At the intersection of Recoleta and Del Pincoy avenues, a score of people waves flags promoting a new constitution. Huechuraba city councilwoman Carolina Rojas Charcas, of Aymaran descent, was among them. “The constitution transversally affects everyone: the elderly, indigenous people, women, students. That’s why we are all for Apruebo. We inherited this constitution; it does not reflect what we want for our children and grandchildren.”

At the same corner, visual artist Rayen Espíndola hands out flyers for Apruebo. Born after the dictatorship, Rayen notes, “We want a constitution that protects rights, not this one that sees us as consumers not people. And this constitution makes life even harder for women, who always have been oppressed. It’s important to end this legacy of Pinochet. People have to loss their fear of change.”

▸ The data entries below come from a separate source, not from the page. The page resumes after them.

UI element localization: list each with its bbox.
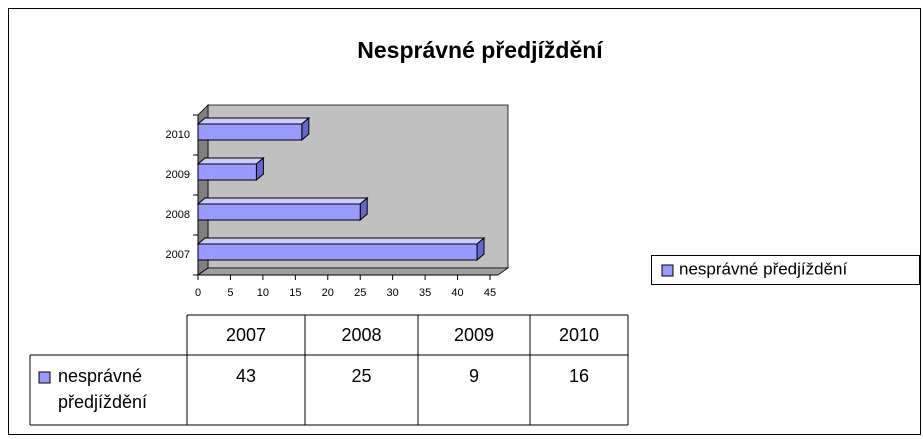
table-header: 2009 <box>454 325 494 345</box>
x-tick-label: 30 <box>387 287 399 299</box>
table-value: 16 <box>569 366 589 386</box>
y-tick-label: 2007 <box>166 249 190 261</box>
table-value: 25 <box>351 366 371 386</box>
bar-top <box>196 117 311 125</box>
bar <box>197 203 361 221</box>
chart-title: Nesprávné předjíždění <box>357 37 604 63</box>
legend-key <box>661 264 674 277</box>
x-tick-label: 0 <box>195 287 201 299</box>
bar-top <box>196 157 265 165</box>
y-tick-label: 2008 <box>166 209 190 221</box>
table-header: 2010 <box>559 325 599 345</box>
x-tick-label: 40 <box>451 287 463 299</box>
bar <box>197 243 478 261</box>
bar-top <box>196 197 369 205</box>
x-tick-label: 5 <box>227 287 233 299</box>
y-tick-label: 2010 <box>166 129 190 141</box>
x-tick-label: 10 <box>257 287 269 299</box>
table-legend-key <box>38 371 51 384</box>
floor <box>196 267 510 276</box>
legend-box <box>651 255 920 285</box>
y-tick-label: 2009 <box>166 169 190 181</box>
x-tick-label: 25 <box>354 287 366 299</box>
table-value: 43 <box>236 366 256 386</box>
table-row-label: nesprávné předjíždění <box>58 366 148 412</box>
table-header: 2007 <box>226 325 266 345</box>
x-tick-label: 45 <box>484 287 496 299</box>
x-tick-label: 35 <box>419 287 431 299</box>
table-value: 9 <box>469 366 479 386</box>
x-tick-label: 20 <box>322 287 334 299</box>
x-tick-label: 15 <box>289 287 301 299</box>
bar <box>197 163 257 181</box>
bar <box>197 123 303 141</box>
legend-label: nesprávné předjíždění <box>679 259 848 278</box>
bar-top <box>196 237 486 245</box>
table-header: 2008 <box>341 325 381 345</box>
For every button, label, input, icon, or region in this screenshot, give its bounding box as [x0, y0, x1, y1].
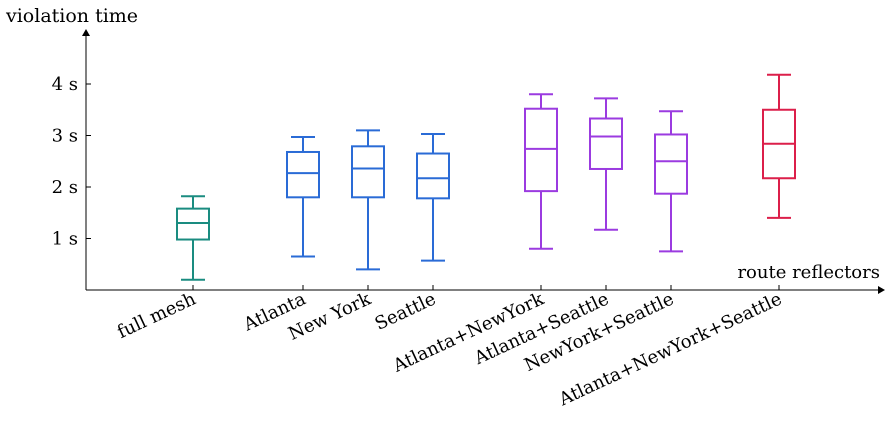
box-body	[351, 145, 385, 199]
box-body	[416, 152, 450, 200]
box-body	[524, 107, 558, 193]
box-5	[524, 93, 558, 250]
y-tick-label: 2 s	[52, 177, 78, 198]
box-body	[286, 150, 320, 199]
y-ticks: 1 s 2 s 3 s 4 s	[52, 74, 91, 250]
y-axis-label: violation time	[5, 5, 138, 27]
axes	[82, 29, 885, 294]
x-axis-label: route reflectors	[737, 262, 880, 283]
boxes	[176, 73, 796, 281]
box-body	[654, 133, 688, 195]
box-body	[589, 117, 623, 170]
box-2	[286, 136, 320, 258]
box-1	[176, 195, 210, 281]
box-3	[351, 129, 385, 271]
box-6	[589, 97, 623, 231]
x-tick-label: full mesh	[114, 288, 199, 343]
y-tick-label: 3 s	[52, 126, 78, 147]
y-tick-label: 1 s	[52, 229, 78, 250]
box-7	[654, 110, 688, 253]
box-4	[416, 132, 450, 262]
x-tick-label: Seattle	[372, 288, 439, 334]
box-8	[762, 73, 796, 219]
y-tick-label: 4 s	[52, 74, 78, 95]
box-body	[176, 207, 210, 241]
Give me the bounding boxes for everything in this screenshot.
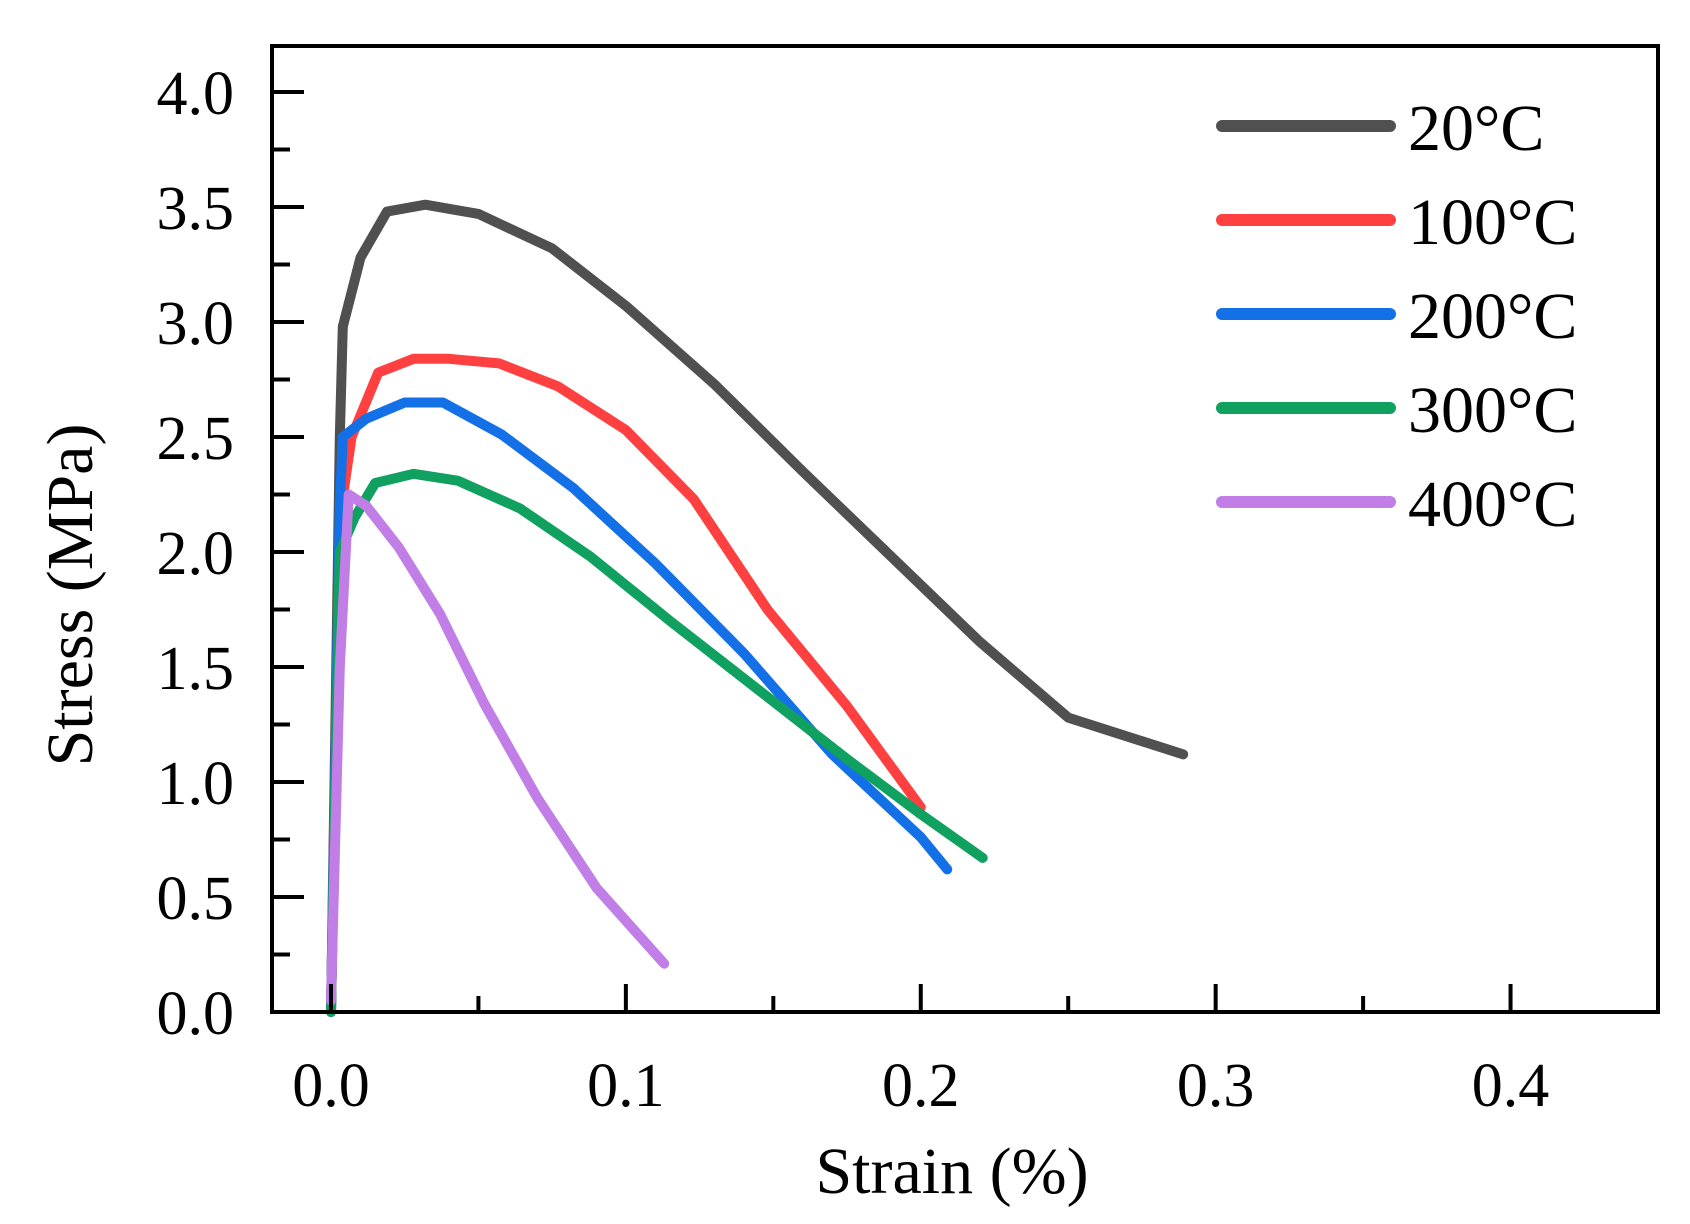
x-tick-label: 0.1 [587,1052,665,1120]
y-tick-label: 3.5 [157,175,235,243]
legend-label-2: 200°C [1408,280,1577,353]
legend-label-3: 300°C [1408,374,1577,447]
x-axis-title: Strain (%) [815,1135,1088,1208]
axes: 0.0 0.1 0.2 0.3 0.4 0.0 0.5 1.0 1.5 2.0 2.5 3.0 3.5 4… [157,44,1660,1120]
y-tick-label: 3.0 [157,290,235,358]
series-line-1 [326,353,926,1017]
y-tick-label: 2.0 [157,520,235,588]
y-tick-label: 4.0 [157,60,235,128]
series-line-0 [326,199,1189,1017]
x-tick-label: 0.2 [882,1052,960,1120]
series-line-3 [326,468,988,1017]
plot-frame [270,44,1660,1014]
y-tick-label: 0.5 [157,865,235,933]
y-tick-label: 0.0 [157,980,235,1048]
series-line-2 [326,397,953,1017]
y-tick-label: 1.5 [157,635,235,703]
legend-label-4: 400°C [1408,468,1577,541]
legend-label-1: 100°C [1408,186,1577,259]
series-line-4 [326,489,670,1006]
x-tick-label: 0.0 [292,1052,370,1120]
legend-label-0: 20°C [1408,92,1544,165]
y-axis-title: Stress (MPa) [34,424,107,767]
y-tick-label: 1.0 [157,750,235,818]
y-tick-label: 2.5 [157,405,235,473]
x-tick-label: 0.3 [1177,1052,1255,1120]
x-tick-label: 0.4 [1472,1052,1550,1120]
plot-area [326,199,1189,1017]
legend: 20°C 100°C 200°C 300°C 400°C [1216,92,1577,541]
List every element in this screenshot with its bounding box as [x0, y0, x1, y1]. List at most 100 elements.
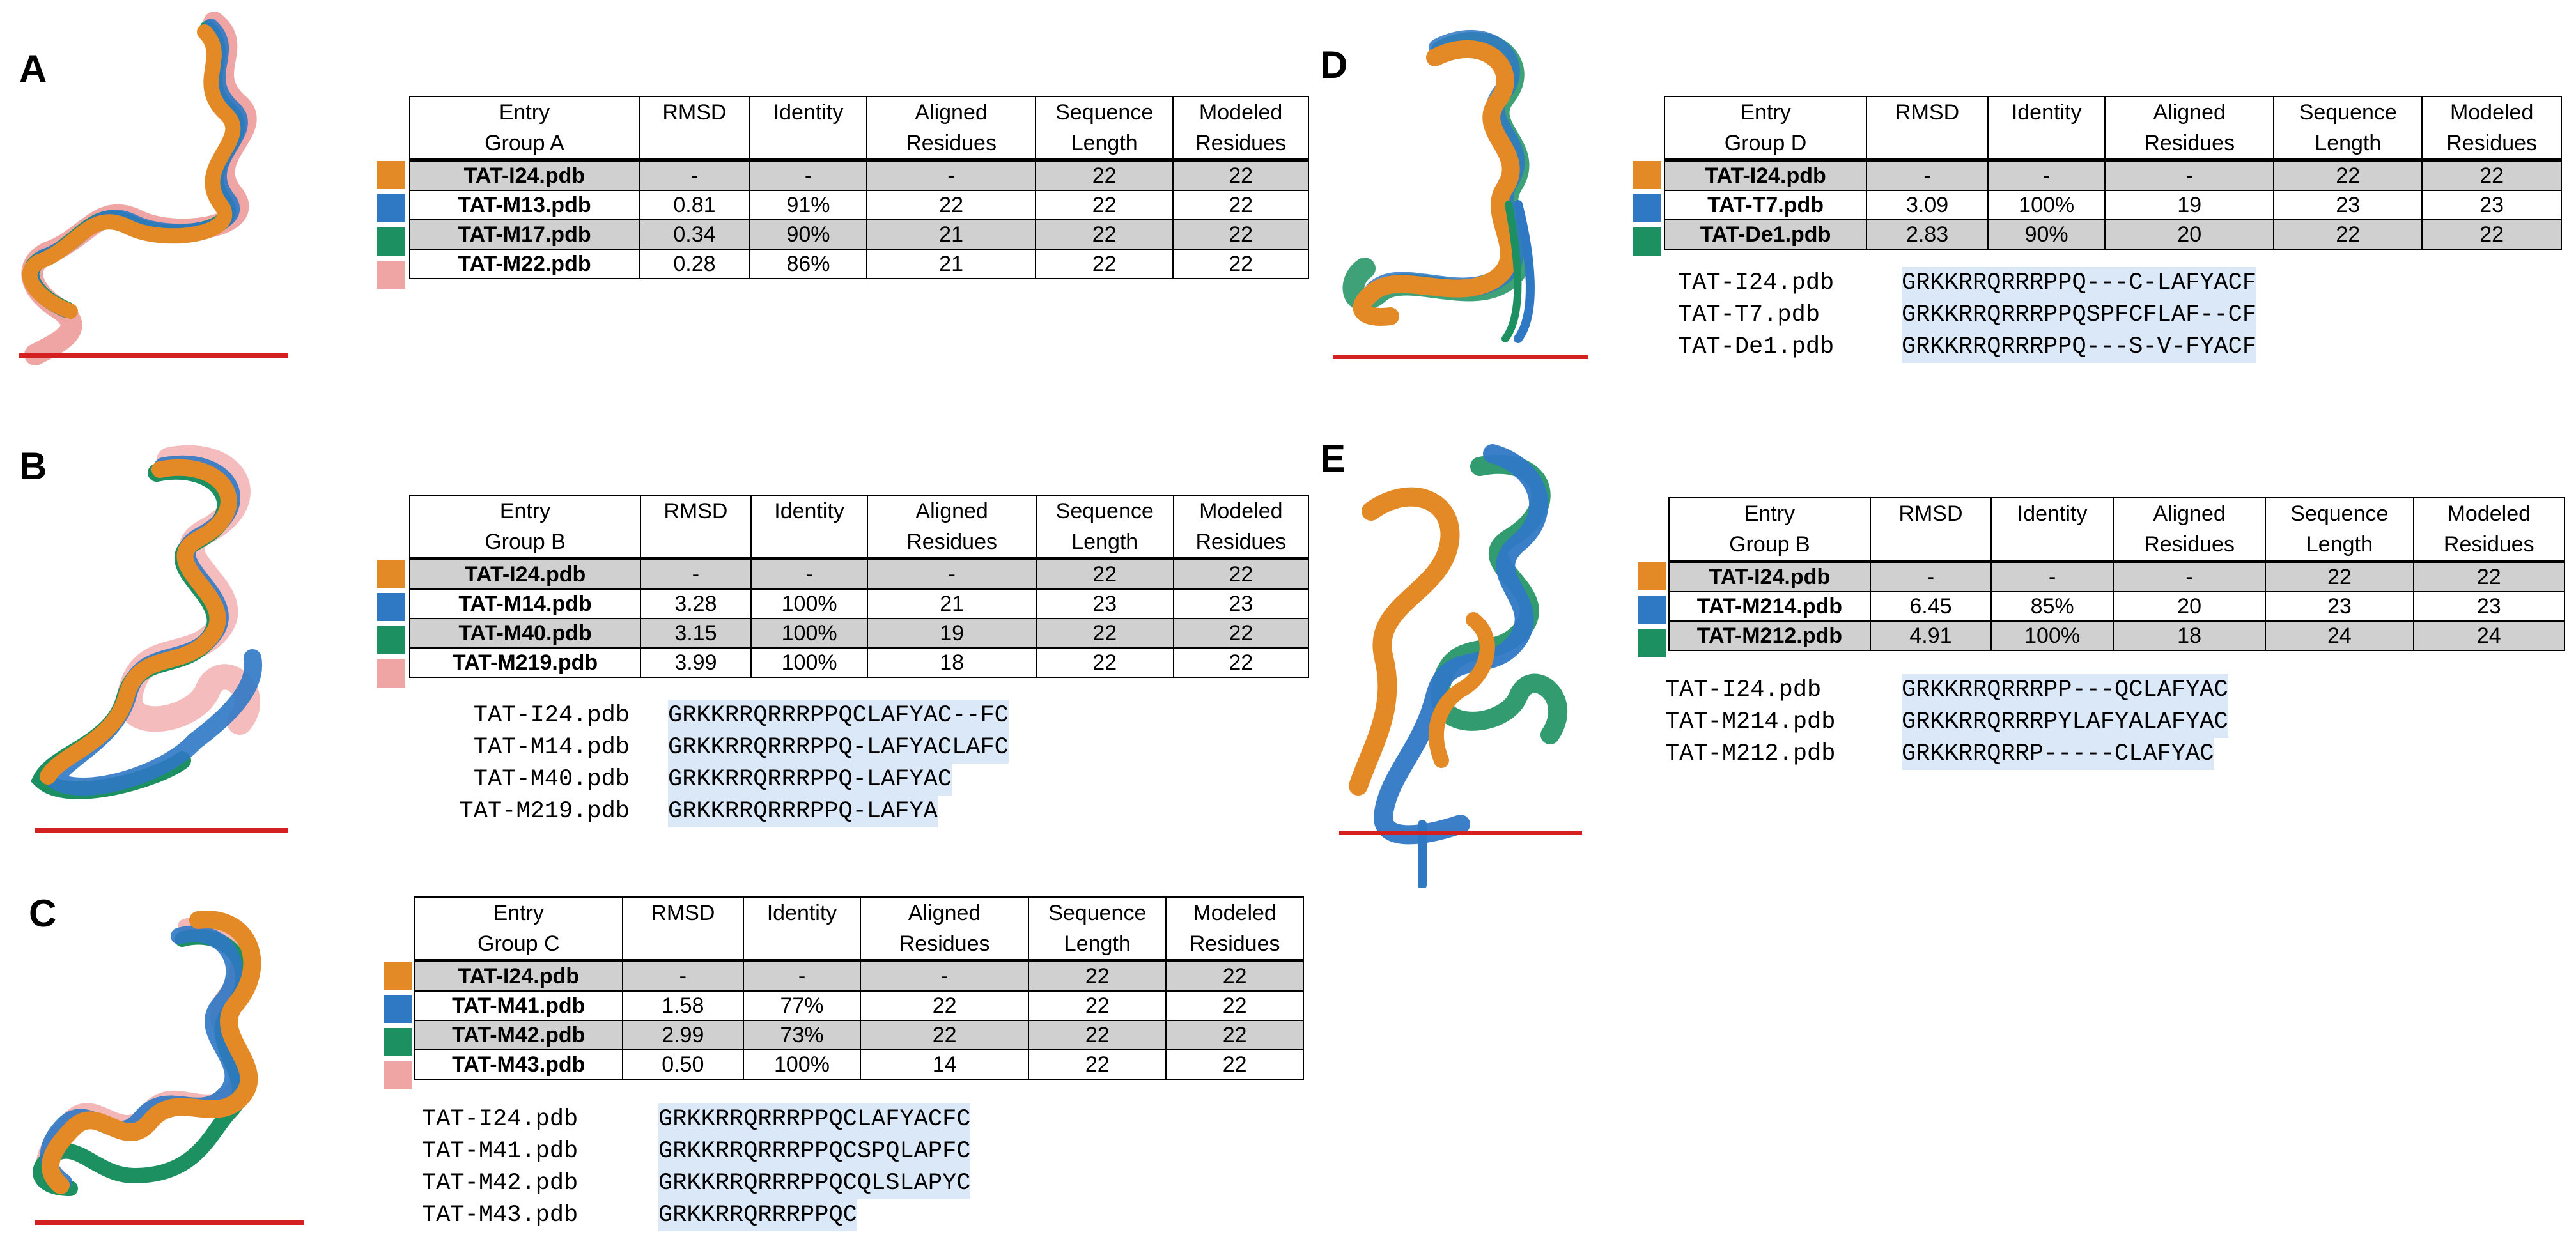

Neighbors here rehearsed for the plebiscite in December 2019, when the municipality of Huechuraba and the Chilean Association of Municipalities, of which Mayor Carlos Cuadrado Prats is vice president, held a citizen consultation. Of the 17,000 people who participated, 94.3% voted in favor of drafting a new constitution and 80.7% favored a Constitutional Convention as the method to do so. Voters also indicated as top three priorities the improvement of public health, higher pensions and quality public education.

Richi, the batucada leader, remains skeptical, pointing out that before last year’s social mobilizations, a constitutional referendum was nowhere on the political horizon. “Even if the plebiscite achieves a minimum progress, we must not let go of the streets, because we really can’t trust anything or anyone. As long as there is injustice, young people and people in general have to be in the streets, demanding what is fair for everyone.”

Another Friday, the batucada resonates on the hills of Huechuraba. Each drum beat announces and denounces, as did the messenger drummers of Africa and later in Brazil. The post-dictatorship generation will send its own message October 25.

Carlos Lizama

 

(i) Maxine Lowy, a journalist and translator, lives in a neighborhood of Huechuraba.

(ii) On September 11, 1998, during a protest on the anniversary of the military coup, the student and dancer Claudia López died by a bullet fired by police.

(iii) According to a 2020 study by Fundación Sol, Huechuraba ranks among 10 municipalities of the Santiago Metropolitan Region where students have most higher education debt, and end up dropping out for lack of means to repay loans extended by the CAE (Crédito con Aval del Estado). The mechanism was created by the government of Ricardo Lagos (2001-2006), to increase access to higher education, but ended up shackling low income families with a 5.8% interest rate, later reduced to 2% during the first government of Piñera (2010-2014).